Seus olhos, menos de homem que de cachorro
e farto menos de cachorro que de coisa
Seguiam o rabí pela duvidosa
penumbra das pedras do encerro.

Algo anormal e Tosco houve no Golem,
Já que a seu passo o gato do rabino
se escondia. (Esse gato não está em Scholem
mas, através do tempo, o adivinho).

Elevando a seu Deus mãos filiais,
As devoções de seu Deus copiava,
Ou, estúpido e sorridente, se cavava
em concaves zalemas orientais.

O rabí o via com ternura
e com algum horror. “Como (ele disse)
eu pude engendrar este penoso filho
e a inação deixei, que é a cordura?”

“Por que dei em agregar à infinita
série um símbolo mais? Para a vã
meada que no eterno se enovela,
dei outra causa, outro efeito e outra mágoa?”

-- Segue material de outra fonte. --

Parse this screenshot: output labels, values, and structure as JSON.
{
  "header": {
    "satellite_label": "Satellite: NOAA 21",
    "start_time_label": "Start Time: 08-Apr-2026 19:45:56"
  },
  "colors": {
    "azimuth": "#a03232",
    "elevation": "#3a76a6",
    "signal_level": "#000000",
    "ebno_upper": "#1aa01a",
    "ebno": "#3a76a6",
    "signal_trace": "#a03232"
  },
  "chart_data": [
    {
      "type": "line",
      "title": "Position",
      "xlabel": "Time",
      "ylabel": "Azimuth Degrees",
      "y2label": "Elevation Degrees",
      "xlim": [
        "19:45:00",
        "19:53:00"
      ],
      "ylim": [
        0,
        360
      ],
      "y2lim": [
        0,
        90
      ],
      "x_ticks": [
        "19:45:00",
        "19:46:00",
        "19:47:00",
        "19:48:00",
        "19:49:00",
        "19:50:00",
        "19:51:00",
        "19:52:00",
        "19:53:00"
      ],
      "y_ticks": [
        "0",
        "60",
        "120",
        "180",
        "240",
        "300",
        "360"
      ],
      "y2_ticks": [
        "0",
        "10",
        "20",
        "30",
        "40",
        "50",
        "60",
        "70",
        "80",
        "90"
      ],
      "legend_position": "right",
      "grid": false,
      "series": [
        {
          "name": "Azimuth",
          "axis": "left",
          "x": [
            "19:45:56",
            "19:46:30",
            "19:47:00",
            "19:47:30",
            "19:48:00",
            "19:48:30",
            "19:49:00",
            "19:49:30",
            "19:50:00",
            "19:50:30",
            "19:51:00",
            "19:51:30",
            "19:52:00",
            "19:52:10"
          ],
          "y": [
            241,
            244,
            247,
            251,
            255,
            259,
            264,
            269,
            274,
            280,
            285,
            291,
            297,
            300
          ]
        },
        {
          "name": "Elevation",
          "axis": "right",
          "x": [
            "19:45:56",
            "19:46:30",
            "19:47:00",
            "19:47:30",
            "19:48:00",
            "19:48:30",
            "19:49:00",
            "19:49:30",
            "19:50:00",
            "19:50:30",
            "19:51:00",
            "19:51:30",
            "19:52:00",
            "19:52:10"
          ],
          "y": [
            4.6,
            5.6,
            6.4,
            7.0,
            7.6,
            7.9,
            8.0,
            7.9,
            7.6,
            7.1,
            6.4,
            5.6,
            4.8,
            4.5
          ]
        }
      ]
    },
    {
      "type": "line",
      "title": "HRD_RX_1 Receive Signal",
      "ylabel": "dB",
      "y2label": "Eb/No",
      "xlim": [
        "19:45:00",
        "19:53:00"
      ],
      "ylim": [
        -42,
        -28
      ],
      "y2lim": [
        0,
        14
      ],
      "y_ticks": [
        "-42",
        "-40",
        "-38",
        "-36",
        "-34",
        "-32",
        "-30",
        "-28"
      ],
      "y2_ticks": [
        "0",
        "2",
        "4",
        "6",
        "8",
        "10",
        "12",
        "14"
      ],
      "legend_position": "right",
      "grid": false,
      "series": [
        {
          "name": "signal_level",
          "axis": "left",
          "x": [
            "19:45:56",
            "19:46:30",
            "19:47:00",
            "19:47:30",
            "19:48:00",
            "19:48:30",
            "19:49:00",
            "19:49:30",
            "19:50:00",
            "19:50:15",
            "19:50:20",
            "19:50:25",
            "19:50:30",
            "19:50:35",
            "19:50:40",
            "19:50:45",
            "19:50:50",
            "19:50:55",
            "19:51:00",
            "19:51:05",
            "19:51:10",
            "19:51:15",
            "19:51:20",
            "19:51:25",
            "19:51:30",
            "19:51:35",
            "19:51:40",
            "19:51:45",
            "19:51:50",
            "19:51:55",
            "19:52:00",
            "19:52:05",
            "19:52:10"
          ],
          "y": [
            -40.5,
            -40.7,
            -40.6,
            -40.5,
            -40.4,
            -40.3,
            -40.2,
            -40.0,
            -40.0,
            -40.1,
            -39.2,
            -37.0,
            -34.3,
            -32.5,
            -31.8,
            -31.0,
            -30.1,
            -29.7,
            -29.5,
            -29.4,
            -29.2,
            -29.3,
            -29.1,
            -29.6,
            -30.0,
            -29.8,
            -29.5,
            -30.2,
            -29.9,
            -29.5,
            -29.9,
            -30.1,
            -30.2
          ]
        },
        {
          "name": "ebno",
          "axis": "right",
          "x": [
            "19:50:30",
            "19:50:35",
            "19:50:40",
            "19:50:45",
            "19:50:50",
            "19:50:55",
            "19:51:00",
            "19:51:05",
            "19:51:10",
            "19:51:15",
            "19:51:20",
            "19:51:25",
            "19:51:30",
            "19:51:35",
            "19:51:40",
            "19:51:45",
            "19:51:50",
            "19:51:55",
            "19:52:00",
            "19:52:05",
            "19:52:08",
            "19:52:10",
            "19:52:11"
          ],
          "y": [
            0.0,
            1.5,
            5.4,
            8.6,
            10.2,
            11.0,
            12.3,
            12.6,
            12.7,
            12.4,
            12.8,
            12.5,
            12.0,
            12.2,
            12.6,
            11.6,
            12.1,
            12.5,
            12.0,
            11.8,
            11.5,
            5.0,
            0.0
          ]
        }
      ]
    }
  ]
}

Na hora da angústia e da luz vaga,
em seu Golem os olhos detinha.
Quem nos dirá as coisas que sentia
Deus ao ver seu rabino em Praga?

***

Surgiu essa semana durante os ensaios, sem participar em nenhum momento da concepção do projeto - acredito eu; mas se participou, gracias Borges.